Performer: Archie Maddocks Photograph by: Tom Leishman Show: Matchstick Venue: Just The Tonic at the Mash House (Just The Snifter Room) Promoter: Indie Online: Box Office Facebook Website
Tell me about your Edinburgh show.
Well, this is personally my favourite show that I’ve ever done, but I would say that wouldn’t I? It’s funnier, smarter than I’ve ever been before, and actually means something. It’s an hour of biting, provocative, unflinchingly funny comedy where I explore my deepest and darkest thoughts, exposes my flaws and interrogates his personal connection to Grenfell Tower.
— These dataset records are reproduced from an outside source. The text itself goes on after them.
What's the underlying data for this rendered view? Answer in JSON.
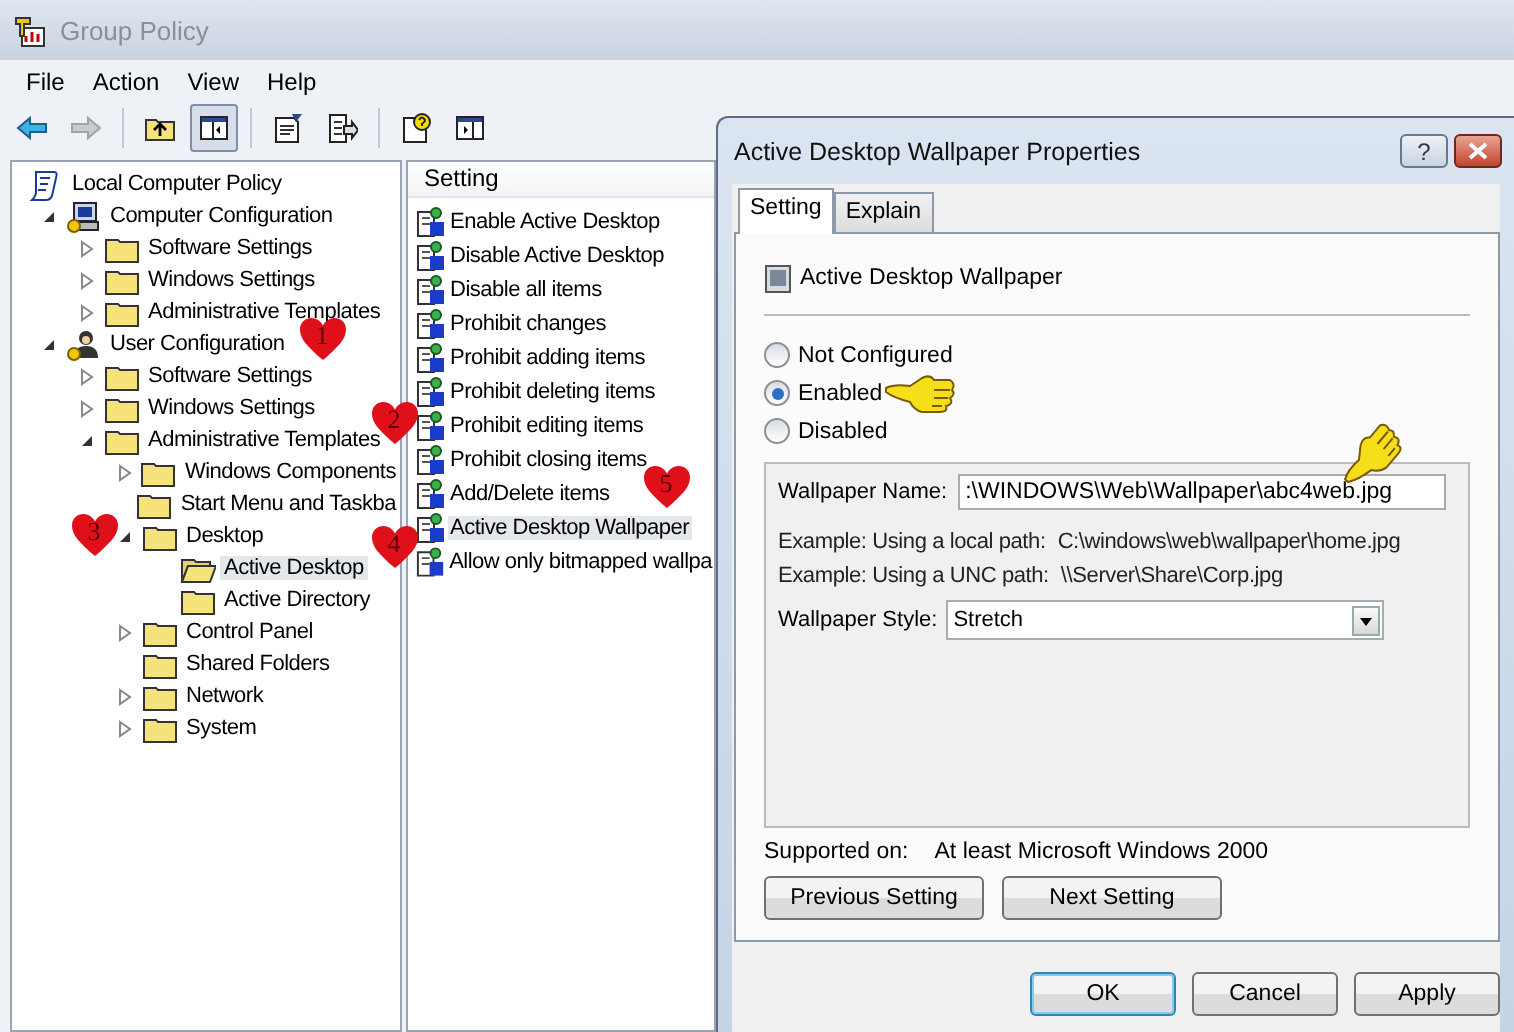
{
  "window": {
    "title": "Group Policy"
  },
  "menu": [
    "File",
    "Action",
    "View",
    "Help"
  ],
  "toolbar": [
    {
      "kind": "back",
      "pressed": false
    },
    {
      "kind": "forward",
      "disabled": true,
      "pressed": false
    },
    {
      "kind": "up",
      "pressed": false
    },
    {
      "kind": "tree",
      "pressed": true
    },
    {
      "kind": "properties",
      "pressed": false
    },
    {
      "kind": "export",
      "pressed": false
    },
    {
      "kind": "help",
      "pressed": false
    },
    {
      "kind": "panel",
      "pressed": false
    }
  ],
  "tree": [
    {
      "label": "Local Computer Policy",
      "kind": "policy",
      "selected": false,
      "children": [
        {
          "label": "Computer Configuration",
          "kind": "computer",
          "expanded": true,
          "selected": false,
          "children": [
            {
              "label": "Software Settings",
              "kind": "folder",
              "expanded": false,
              "selected": false
            },
            {
              "label": "Windows Settings",
              "kind": "folder",
              "expanded": false,
              "selected": false
            },
            {
              "label": "Administrative Templates",
              "kind": "folder",
              "expanded": false,
              "selected": false
            }
          ]
        },
        {
          "label": "User Configuration",
          "kind": "user",
          "expanded": true,
          "selected": false,
          "children": [
            {
              "label": "Software Settings",
              "kind": "folder",
              "expanded": false,
              "selected": false
            },
            {
              "label": "Windows Settings",
              "kind": "folder",
              "expanded": false,
              "selected": false
            },
            {
              "label": "Administrative Templates",
              "kind": "folder",
              "expanded": true,
              "selected": false,
              "children": [
                {
                  "label": "Windows Components",
                  "kind": "folder",
                  "expanded": false,
                  "selected": false
                },
                {
                  "label": "Start Menu and Taskba",
                  "kind": "folder",
                  "selected": false
                },
                {
                  "label": "Desktop",
                  "kind": "folder",
                  "expanded": true,
                  "selected": false,
                  "children": [
                    {
                      "label": "Active Desktop",
                      "kind": "folder",
                      "selected": true
                    },
                    {
                      "label": "Active Directory",
                      "kind": "folder",
                      "selected": false
                    }
                  ]
                },
                {
                  "label": "Control Panel",
                  "kind": "folder",
                  "expanded": false,
                  "selected": false
                },
                {
                  "label": "Shared Folders",
                  "kind": "folder",
                  "selected": false
                },
                {
                  "label": "Network",
                  "kind": "folder",
                  "expanded": false,
                  "selected": false
                },
                {
                  "label": "System",
                  "kind": "folder",
                  "expanded": false,
                  "selected": false
                }
              ]
            }
          ]
        }
      ]
    }
  ],
  "list": {
    "header": "Setting",
    "items": [
      {
        "label": "Enable Active Desktop",
        "selected": false
      },
      {
        "label": "Disable Active Desktop",
        "selected": false
      },
      {
        "label": "Disable all items",
        "selected": false
      },
      {
        "label": "Prohibit changes",
        "selected": false
      },
      {
        "label": "Prohibit adding items",
        "selected": false
      },
      {
        "label": "Prohibit deleting items",
        "selected": false
      },
      {
        "label": "Prohibit editing items",
        "selected": false
      },
      {
        "label": "Prohibit closing items",
        "selected": false
      },
      {
        "label": "Add/Delete items",
        "selected": false
      },
      {
        "label": "Active Desktop Wallpaper",
        "selected": true
      },
      {
        "label": "Allow only bitmapped wallpa",
        "selected": false
      }
    ]
  },
  "dialog": {
    "title": "Active Desktop Wallpaper Properties",
    "help_button": "?",
    "tabs": [
      {
        "label": "Setting",
        "selected": true
      },
      {
        "label": "Explain",
        "selected": false
      }
    ],
    "setting_name": "Active Desktop Wallpaper",
    "options": [
      {
        "label": "Not Configured",
        "selected": false
      },
      {
        "label": "Enabled",
        "selected": true
      },
      {
        "label": "Disabled",
        "selected": false
      }
    ],
    "wallpaper_name": {
      "label": "Wallpaper Name:",
      "value": ":\\WINDOWS\\Web\\Wallpaper\\abc4web.jpg"
    },
    "examples": [
      {
        "label": "Example: Using a local path:",
        "value": "C:\\windows\\web\\wallpaper\\home.jpg"
      },
      {
        "label": "Example: Using a UNC path:",
        "value": "\\\\Server\\Share\\Corp.jpg"
      }
    ],
    "wallpaper_style": {
      "label": "Wallpaper Style:",
      "value": "Stretch"
    },
    "supported_on": {
      "label": "Supported on:",
      "value": "At least Microsoft Windows 2000"
    },
    "nav_buttons": [
      "Previous Setting",
      "Next Setting"
    ],
    "buttons": [
      {
        "label": "OK",
        "default": true
      },
      {
        "label": "Cancel",
        "default": false
      },
      {
        "label": "Apply",
        "default": false
      }
    ]
  },
  "annotations": [
    {
      "label": "1"
    },
    {
      "label": "2"
    },
    {
      "label": "3"
    },
    {
      "label": "4"
    },
    {
      "label": "5"
    }
  ]
}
Tell me about your first gig.
It was underneath a pub in Westminster, loads of my friends came along and I was total shit, but somehow managed to do alright (maybe because I’d brought half the audience? Nah, must have been my obvious and illuminating talent).
Do you have any rituals before going on stage?
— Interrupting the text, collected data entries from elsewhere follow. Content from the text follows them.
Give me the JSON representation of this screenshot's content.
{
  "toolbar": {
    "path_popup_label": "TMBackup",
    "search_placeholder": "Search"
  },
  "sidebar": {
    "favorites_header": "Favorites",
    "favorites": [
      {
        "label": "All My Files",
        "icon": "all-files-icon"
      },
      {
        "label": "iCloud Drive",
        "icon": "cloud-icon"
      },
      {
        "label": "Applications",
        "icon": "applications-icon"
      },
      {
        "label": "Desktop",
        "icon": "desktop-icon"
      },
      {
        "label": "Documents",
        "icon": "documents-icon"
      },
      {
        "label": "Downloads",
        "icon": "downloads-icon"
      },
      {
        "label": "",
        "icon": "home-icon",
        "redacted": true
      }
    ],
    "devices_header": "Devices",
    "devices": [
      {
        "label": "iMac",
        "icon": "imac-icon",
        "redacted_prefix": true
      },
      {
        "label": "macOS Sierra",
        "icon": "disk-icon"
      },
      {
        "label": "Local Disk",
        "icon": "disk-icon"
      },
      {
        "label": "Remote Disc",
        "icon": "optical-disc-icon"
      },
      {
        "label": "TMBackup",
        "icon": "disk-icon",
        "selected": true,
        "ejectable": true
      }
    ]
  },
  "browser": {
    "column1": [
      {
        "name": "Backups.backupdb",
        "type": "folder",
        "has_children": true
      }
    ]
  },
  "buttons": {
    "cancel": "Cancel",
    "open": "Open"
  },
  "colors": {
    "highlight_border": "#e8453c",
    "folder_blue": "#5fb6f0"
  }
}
I have a little scream, make sure there’s nothing in my teeth and try to remember how to walk properly. Oh yeah, and think be funny.
Tell me about your best and worst review.
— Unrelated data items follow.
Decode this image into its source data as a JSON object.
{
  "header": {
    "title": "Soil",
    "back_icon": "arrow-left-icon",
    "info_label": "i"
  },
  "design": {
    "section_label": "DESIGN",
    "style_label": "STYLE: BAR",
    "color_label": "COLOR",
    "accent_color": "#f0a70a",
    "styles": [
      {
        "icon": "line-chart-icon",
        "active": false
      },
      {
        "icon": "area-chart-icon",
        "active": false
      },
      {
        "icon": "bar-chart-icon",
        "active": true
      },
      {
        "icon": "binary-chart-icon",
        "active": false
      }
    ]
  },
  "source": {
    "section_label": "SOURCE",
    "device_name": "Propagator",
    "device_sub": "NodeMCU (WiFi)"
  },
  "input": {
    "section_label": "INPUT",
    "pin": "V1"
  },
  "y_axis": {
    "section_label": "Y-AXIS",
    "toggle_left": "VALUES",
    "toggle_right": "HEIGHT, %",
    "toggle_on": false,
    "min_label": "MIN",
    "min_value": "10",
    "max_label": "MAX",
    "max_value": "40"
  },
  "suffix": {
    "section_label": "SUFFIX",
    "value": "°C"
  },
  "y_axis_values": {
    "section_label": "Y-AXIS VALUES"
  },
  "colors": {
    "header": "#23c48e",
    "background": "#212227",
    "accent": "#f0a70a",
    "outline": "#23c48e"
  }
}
A man in Nottingham once tweeted me to tell me I was so unfunny that he hoped my whole family died. I actually thought the gig didn’t go too badly.
During this Edinburgh run, do you plan to read reviews of your show?
I always say I won’t, but you’ll find me at a screen red-eyed and refreshing constantly at some point in the festival.
How do you feel about reviewers generally?
I’ve realised they’re not for me. I like the good ones (or at least the ones that I feel are fair) and have less time for the ones offering an opinion purely because they think they should.
In April 2018, YouTube comedian, Markus Meechan (aka Count Dankula) was fined £800 for training his girlfriend’s pug dog to do a Nazi salute with its paw, in response to the phrase ‘Gas the Jews’. Do you believe Meechan committed a criminal offence, and why?
I don’t know, maybe. I don’t have enough understanding of what happened to say properly, but I don’t think it comes down to the “free speech” issue. Of course you can say what you want, but then you’ve got to deal with consequences.
Are there any subjects that are not suitable for comedy?
I don’t think so no. I think it’s always about the intention and the angle that someone goes at a subject from.
Have you ever gone too far?
Oh yeah, definitely. I’ve never intended to intentionally be horrible, but at times (early on) I’ve been attempting to say something and haven’t learnt the skills to get across what I wanted to.
Looking back over your time as a comedian, tell me about the best gig of your career.
There’s been a lot. I think the best gig of my career wasn’t the one where I did well, it was the one where I realised that this was a viable form of expression and that I am capable of doing a good job of it.